In the meantime, government lawyers will have every incentive to go after fund managers for violations of the new rules – and the bigger the funds are, the more tempting a target they’ll be, Slovick says.

“Once the enforcement staff gets this rule, the genie’s out of the bottle,” he says. “Once you turn the rule over to the enforcement people, they’re going to say, ‘It says what I say it says.’ They’re going to want to sue the biggest firms. If I’m an enforcement attorney, I don’t want to go after Moe, Larry and Curly. I’d rather sue one of the big guys, because it’ll get my name in the news release.”

The industry suit is filed on behalf of the National Association of Private Fund Managers, the Alternative Investment Management Association, the American Investment Council, the Loan Syndications and Trading Association, the Managed Funds Association and the National Venture Capital Association.

“The new rules would fundamentally change the way private funds are regulated in America,” Gibson, Dunn & Crutcher partner Eugene Scalia writes in the 13-page complaint. “Among other things, the rules would effectively bar many of the bespoke contractual terms investors negotiate to meet their specific needs, would effectively bar advisers from charging for certain expenses, and would require costly reporting that is wholly unnecessary. The rules exceed the commission’s statutory authority, were adopted without compliance with notice-and-comment requirements, and are otherwise arbitrary, capricious, an abuse of discretion, and contrary to law, all in violation of the Administrative Procedure Act… and of the commission’s heightened obligation to consider its rules’ effects on ‘efficiency, competition, and capital formation.’”

An SEC spokeswoman said in an email that the agency “undertakes rulemaking consistent with its authorities and laws governing the administrative process, and we will vigorously defend the challenged rule in court.”

‘Table stakes’

Hjelm

Some compliance experts wonder if the litigation is “about” the new rules at all. Igor Rozenblit is a former SEC examiner who is now a partner with compliance consulting firm Iron Road Partners.

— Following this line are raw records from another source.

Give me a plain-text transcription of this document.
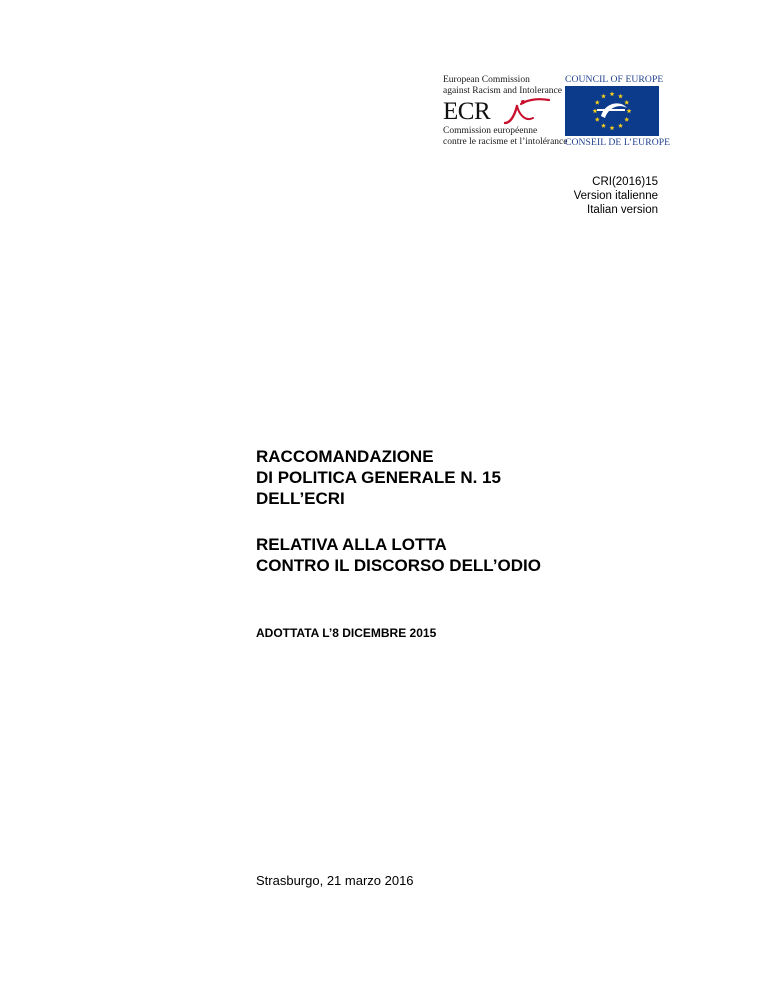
European Commission
against Racism and Intolerance
ECR
Commission européenne
contre le racisme et l’intolérance
COUNCIL OF EUROPE
CONSEIL DE L’EUROPE
CRI(2016)15
Version italienne
Italian version
RACCOMANDAZIONE
DI POLITICA GENERALE N. 15
DELL’ECRI
RELATIVA ALLA LOTTA
CONTRO IL DISCORSO DELL’ODIO
ADOTTATA L’8 DICEMBRE 2015
Strasburgo, 21 marzo 2016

He says it’s curious that the LSTA signed on as a plaintiff, because the new rules left the leveraged loan industry alone.

“At least a part of the motivation behind the litigation appears to be to challenge the SEC’s authority under Sec. 211(h) of the Investment Advisers Act, which was added by Dodd Frank,” he says. “The fear may be that in the future, the SEC could leverage Sec. 211(h) to prohibit or restrict certain practices where today those practices are deemed acceptable if there is proper disclosure.”

In an email statement, LSTA’s head of advocacy Elliot Ganz said many of his group’s member’s were “gratified” to have been left out of the new rules, but “managers of billions of dollars of loan funds are still covered by the rule.”

“Moreover,” Ganz added, “Moreover, the SEC’s expansive and misguided assertion of statutory authority under Section 211… is very concerning, not only in connection with this rule but also as applied to other rules such as the outsourcing rule and the predictive data analytics rule.”

Not everyone in industry supports the litigation.

“The audit requirements are going to raise the costs, especially for small GPs,” says Chris Hjelm, senior vice-president for investments at Covington, Kentucky-based Connetic Ventures, an exempt adviser currently registering with the commission. “But the use of an audit is to make sure that no one is messing with valuations or overstating earnings. To me, this is table stakes for managing money at scale. I think it’s time for this industry to mature.”

Hjelm worked in retail funds in his younger days. He says shrinking public markets are putting pressure on institutional investors and high-net-worth investors. Beyond the (relatively) orderly markets in Silicon Valley, Boston and New York, there are legions of small businesses looking for capital, and state money is pouring in. “It’s almost like a gold rush,” he says.

The problem is, there isn’t any uniformity in valuations. “It’s like the Wild West out there,” he says. The new private funds rules, he says, are “a good first step” at taming the frontiers.